Konrad-Duden-Preis

Mit dem Konrad-Duden-Preis werden Sprachwissenschaftlerinnen und Sprachwissenschaftler für ihre Verdienste um die Erforschung des Deutschen ausgezeichnet. Seit 1959 wurden mehr als 30 Preisträgerinnen und Preisträger prämiert.

Duden in Mannheim

Was ist der Konrad-Duden-Preis?

Der Konrad-Duden-Preis der Stadt Mannheim wird von der Stadt Mannheim zusammen mit dem Verlag Bibliographisches Institut (Dudenverlag) alle drei Jahre verliehen. Ausgezeichnet werden Menschen mit besonderen Verdiensten um die Erforschung der deutschen Sprache. Der Konrad-Duden-Preis ist mit 12 500 Euro dotiert und genießt innerhalb der Inlands- und Auslandsgermanistik ein sehr hohes Ansehen.

Logo Duden und Logo Stadt Mannheim

Wer sind die Preisträgerinnen und Preisträger?

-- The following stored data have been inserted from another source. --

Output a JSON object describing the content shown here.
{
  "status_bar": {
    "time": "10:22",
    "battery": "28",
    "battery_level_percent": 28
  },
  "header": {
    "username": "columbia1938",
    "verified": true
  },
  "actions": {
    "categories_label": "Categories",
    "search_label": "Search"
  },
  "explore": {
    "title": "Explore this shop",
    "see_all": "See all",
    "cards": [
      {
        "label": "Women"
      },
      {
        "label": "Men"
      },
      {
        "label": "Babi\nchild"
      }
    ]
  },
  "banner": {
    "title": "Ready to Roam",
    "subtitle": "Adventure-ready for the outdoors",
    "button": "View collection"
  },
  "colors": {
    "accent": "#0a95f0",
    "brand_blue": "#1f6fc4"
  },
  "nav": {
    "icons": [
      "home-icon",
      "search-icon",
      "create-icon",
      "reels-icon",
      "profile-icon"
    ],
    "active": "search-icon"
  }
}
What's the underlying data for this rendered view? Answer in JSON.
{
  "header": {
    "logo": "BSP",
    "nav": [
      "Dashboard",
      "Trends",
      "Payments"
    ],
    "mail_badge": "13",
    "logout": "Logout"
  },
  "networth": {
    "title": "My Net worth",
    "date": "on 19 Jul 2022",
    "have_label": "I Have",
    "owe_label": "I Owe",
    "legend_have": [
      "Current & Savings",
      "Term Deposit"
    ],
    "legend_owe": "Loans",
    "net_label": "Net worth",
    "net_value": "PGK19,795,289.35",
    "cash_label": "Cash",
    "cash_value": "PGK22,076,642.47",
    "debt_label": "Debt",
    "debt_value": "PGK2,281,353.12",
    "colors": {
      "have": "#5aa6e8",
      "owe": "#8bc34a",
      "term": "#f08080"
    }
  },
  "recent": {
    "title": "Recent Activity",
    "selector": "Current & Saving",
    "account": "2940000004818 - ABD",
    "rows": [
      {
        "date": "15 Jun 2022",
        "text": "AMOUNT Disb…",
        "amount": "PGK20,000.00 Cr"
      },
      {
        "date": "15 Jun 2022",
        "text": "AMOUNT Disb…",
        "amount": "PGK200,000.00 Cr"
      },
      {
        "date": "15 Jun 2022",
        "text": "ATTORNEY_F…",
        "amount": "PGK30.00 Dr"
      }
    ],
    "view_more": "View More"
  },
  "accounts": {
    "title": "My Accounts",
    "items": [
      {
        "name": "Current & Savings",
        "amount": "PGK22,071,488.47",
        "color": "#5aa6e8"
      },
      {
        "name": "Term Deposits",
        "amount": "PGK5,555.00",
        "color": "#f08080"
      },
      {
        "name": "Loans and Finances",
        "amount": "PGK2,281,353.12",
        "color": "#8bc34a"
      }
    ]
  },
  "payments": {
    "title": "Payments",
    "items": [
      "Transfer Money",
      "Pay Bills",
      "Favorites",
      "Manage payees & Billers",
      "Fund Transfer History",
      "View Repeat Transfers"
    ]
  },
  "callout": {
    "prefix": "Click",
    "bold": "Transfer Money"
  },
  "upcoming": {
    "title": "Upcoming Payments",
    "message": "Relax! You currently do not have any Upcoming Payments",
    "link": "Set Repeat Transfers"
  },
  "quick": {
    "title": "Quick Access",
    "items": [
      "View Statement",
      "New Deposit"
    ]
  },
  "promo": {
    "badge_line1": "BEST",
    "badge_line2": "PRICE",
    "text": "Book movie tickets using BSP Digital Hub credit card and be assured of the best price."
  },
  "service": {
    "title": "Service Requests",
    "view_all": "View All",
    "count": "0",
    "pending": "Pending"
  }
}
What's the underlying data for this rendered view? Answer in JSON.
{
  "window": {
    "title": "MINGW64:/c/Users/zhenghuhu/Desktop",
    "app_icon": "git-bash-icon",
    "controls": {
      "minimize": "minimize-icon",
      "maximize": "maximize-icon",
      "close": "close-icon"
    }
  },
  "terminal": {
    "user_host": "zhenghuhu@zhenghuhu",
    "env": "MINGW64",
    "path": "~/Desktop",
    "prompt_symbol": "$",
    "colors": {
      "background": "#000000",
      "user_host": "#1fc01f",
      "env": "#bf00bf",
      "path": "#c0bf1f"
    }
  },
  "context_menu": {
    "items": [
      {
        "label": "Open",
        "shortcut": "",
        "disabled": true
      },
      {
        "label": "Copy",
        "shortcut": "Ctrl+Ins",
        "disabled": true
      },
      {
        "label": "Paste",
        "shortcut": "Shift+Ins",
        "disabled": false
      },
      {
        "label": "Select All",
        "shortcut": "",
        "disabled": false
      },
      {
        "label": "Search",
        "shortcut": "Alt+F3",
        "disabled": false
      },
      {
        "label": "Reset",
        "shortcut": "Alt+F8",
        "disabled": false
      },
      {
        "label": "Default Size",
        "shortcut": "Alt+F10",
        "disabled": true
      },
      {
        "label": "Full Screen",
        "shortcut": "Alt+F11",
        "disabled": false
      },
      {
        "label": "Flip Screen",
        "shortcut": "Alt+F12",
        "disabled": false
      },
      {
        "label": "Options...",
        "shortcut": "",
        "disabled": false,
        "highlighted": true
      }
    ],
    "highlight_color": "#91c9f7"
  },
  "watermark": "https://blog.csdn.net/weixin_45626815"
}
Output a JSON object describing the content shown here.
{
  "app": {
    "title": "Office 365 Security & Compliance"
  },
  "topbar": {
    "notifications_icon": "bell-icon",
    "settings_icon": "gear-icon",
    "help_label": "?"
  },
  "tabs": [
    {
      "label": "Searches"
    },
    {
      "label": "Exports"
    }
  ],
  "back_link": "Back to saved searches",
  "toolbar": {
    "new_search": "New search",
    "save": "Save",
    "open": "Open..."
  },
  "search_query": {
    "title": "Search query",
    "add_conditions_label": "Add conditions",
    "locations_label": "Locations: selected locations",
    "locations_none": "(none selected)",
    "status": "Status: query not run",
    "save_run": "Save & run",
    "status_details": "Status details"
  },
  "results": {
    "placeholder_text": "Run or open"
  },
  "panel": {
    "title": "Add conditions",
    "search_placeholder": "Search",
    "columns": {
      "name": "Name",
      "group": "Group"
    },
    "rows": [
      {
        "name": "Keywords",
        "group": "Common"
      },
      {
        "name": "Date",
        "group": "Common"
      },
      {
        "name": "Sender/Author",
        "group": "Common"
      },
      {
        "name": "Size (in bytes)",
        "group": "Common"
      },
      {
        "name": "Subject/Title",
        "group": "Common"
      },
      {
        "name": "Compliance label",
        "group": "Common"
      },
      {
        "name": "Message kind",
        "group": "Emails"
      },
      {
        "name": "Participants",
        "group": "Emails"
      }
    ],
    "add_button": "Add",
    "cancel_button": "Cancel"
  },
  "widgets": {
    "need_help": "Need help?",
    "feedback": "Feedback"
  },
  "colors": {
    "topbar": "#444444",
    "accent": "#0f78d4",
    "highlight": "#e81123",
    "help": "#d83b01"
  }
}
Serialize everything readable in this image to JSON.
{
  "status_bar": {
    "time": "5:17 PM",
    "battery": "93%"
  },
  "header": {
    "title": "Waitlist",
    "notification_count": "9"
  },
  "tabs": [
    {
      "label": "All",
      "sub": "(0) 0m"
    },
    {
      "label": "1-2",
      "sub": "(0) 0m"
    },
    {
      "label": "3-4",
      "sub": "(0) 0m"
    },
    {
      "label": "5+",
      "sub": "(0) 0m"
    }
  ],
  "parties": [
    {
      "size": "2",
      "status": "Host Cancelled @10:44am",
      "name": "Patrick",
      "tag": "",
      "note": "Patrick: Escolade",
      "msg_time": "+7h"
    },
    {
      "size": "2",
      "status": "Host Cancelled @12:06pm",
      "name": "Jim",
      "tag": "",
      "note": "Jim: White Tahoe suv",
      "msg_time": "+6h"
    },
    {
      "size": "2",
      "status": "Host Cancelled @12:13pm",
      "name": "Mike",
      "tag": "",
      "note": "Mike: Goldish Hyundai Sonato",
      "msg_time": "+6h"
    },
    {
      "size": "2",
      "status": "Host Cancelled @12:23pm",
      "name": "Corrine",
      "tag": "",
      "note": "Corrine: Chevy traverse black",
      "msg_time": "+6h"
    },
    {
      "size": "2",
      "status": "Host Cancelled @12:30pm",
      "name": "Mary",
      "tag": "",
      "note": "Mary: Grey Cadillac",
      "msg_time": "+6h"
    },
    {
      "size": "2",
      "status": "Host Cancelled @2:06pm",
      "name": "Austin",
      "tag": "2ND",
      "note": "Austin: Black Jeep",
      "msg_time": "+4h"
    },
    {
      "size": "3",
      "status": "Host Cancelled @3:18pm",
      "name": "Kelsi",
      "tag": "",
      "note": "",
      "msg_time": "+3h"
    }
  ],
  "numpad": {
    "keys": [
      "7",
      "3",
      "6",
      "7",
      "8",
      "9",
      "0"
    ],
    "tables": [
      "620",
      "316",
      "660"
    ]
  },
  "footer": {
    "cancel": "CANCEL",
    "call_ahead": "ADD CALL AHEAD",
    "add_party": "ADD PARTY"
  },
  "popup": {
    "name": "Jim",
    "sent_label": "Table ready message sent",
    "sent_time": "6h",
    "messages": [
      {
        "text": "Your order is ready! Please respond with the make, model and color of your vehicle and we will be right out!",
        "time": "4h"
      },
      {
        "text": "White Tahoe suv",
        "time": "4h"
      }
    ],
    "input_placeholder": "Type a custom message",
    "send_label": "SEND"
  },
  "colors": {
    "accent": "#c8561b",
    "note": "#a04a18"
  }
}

Der Konrad-Duden-Preis wurde 1959 zum ersten Mal verliehen, erster Preisträger war Leo Weisgerber aus Bonn. Seitdem wurden insgesamt 30 Sprachwissenschaftlerinnen und Sprachwissenschaftler ausgezeichnet (siehe Liste der Preisträgerinnen und Preisträger). Darunter sind zahlreiche Auslandsgermanistinnen und Auslandsgermanisten wie Louis L. Hammerich (Kopenhagen, 1965), Gustav Korlén (Stockholm, 1967), Jean Fourquet (Paris, 1973), Ludwig Zabrocki (Posen, 1975), Mirra Guchmann (Moskau, 1983), Wladimir Admoni (Leningrad, 1987) und Cathrine Fabricius-Hansen (Oslo, 2003).

2017 wurde Professor Dr. Christian Fandrych von der Universität Leipzig mit dem Preis ausgezeichnet.

Wer entscheidet über die Preisvergabe?

Der Konrad-Duden-Preis wird auf Vorschlag eines Preisgerichts durch den Gemeinderat der Stadt Mannheim zuerkannt. Das Preisgericht tagt unter dem Vorsitz des Oberbürgermeisters. Weitere Mitglieder sind der Kulturbürgermeister, Vertreter der großen Gemeinderatsfraktionen, Rechtsanwalt Gustav Duden, Urenkel von Konrad Duden, sowie die Mitglieder des Sachverständigenausschusses, der im Vorfeld des Preisgerichts mehrere preiswürdige Sprachwissenschaftlerinnen und Sprachwissenschaftler auswählt und dem Preisgericht zur Entscheidung vorschlägt.

Wie groß ist die überregionale Bedeutung des Preises?

Seit der ersten Preisvergabe im Jahr 1959 ist der Konrad-Duden-Preis an Sprachwissenschaftlerinnen und Sprachwissenschaftler für deren Leistungen um die Erforschung des Deutschen verliehen worden, und zwar völlig unabhängig von der Tatsache, ob sie ihre Forschungen im In- oder im Ausland erbracht haben. Mit den Auszeichnungen von Mirra Guchmann und Wladimir Admoni wurde zum Beispiel die große Bedeutung, welche die sowjetisches Germanistik über viele Jahre lang hatte, gewürdigt.

Fördert der Preis besonders den wissenschaftlichen Nachwuchs?

Der Konrad-Duden-Preis will bewusst kein Förderpreis für Nachwuchssprachwissenschaftler/-innen sein. Solche Förderpreise gibt es schon. Mit dem Konrad-Duden-Preis wird traditionell eine Gesamtleistung gewürdigt. Gerade darin liegt der besondere Wert dieser Auszeichnung.

Warum engagiert sich Duden in dieser Weise?

Der Dudenverlag schlägt seit Langem eine Brücke zwischen der germanistischen Sprachwissenschaft und der großen Sprachgemeinde. Er macht sich die Erkenntnisse sprachwissenschaftlicher Forschung zu eigen und entwickelt daraus mit seinen Wörterbüchern, Grammatiken und Sprachratgebern Handwerkszeuge, die Hilfestellung zu einem angemessenen und korrekten Gebrauch des Deutschen in Wort und Schrift geben. Mit seinem Engagement für den Konrad-Duden-Preis, der ursprünglich allein vom Verlag verliehen wurde, drückt der Dudenverlag seinen besonderen Respekt gegenüber den Leistungen der Sprachwissenschaftler/-innen aus.